И председатель суда и прокурор задавали ему перекрестные вопросы, надеясь услышать от него, что вполне намеренно влез он в окно, чтобы непременно убить инженера, но он упорно стоял на том, что "влез сглупа и спьяну", почему даже и не помнит совсем, как именно влез.
Когда председатель суда после обычных вопросов об имени, отчестве, фамилии, летах, занятии спросил наконец:
- Что вы можете показать по делу обвиняемого в покушении на убийство вас... пхе... коногона Ивана Божка? - Матийцев не сразу начал свой ответ.
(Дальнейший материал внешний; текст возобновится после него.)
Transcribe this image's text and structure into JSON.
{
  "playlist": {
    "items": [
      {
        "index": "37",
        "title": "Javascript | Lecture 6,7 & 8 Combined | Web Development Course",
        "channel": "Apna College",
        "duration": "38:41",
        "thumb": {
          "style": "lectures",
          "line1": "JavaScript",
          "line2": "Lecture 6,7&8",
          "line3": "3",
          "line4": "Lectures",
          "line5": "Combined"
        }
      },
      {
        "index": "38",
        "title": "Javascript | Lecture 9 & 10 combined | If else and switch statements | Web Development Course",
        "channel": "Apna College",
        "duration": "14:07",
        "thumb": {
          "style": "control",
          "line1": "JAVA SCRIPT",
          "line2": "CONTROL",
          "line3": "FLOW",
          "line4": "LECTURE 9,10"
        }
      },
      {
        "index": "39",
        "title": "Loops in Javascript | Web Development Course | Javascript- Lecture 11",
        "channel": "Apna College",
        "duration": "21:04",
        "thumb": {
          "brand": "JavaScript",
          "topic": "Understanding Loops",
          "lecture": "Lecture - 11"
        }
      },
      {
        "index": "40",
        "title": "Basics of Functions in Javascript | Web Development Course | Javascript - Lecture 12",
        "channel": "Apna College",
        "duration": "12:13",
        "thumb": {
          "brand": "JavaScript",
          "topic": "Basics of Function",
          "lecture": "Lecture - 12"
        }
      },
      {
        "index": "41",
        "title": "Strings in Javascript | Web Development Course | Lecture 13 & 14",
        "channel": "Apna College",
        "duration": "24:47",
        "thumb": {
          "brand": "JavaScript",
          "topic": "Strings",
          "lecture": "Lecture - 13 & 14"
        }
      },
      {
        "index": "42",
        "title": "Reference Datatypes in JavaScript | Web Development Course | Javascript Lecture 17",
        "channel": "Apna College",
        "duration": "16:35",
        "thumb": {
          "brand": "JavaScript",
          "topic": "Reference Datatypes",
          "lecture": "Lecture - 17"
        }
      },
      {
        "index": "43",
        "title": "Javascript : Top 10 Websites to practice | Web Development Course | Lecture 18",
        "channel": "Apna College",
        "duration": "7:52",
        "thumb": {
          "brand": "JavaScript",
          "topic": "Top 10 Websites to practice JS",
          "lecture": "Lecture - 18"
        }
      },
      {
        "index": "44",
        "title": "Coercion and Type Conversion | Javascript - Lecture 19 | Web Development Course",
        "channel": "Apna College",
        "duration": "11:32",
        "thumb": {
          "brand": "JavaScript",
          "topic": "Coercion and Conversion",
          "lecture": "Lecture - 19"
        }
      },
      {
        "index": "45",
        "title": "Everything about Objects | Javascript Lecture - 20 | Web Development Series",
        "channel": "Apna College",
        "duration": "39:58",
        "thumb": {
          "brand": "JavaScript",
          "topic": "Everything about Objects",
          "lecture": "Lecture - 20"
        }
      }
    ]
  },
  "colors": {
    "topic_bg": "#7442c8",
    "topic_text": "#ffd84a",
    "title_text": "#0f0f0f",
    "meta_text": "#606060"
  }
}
Он много думал над тем, что ему можно бы было сказать на суде в объяснение поступка Божка, но все толпилось в его голове совершенно бессвязно, не сложилось в готовую речь, хотя временами ему этого хотелось. Он только знал, о чем ему надо было говорить, как каменщик знает, из какого материала он возведет стены дома, не представляя в то же время ни плана этого дома, ни фасада его. Он не мог даже сразу, как требовалось всею обстановкой суда, отвлечься от этого бесстрастного, очень оплывшего, очень красного, апоплексического лица председателя суда и, начиная уже шевелить губами для ответа, все-таки продолжал еще его разглядывать, как какой-то посторонний предмет.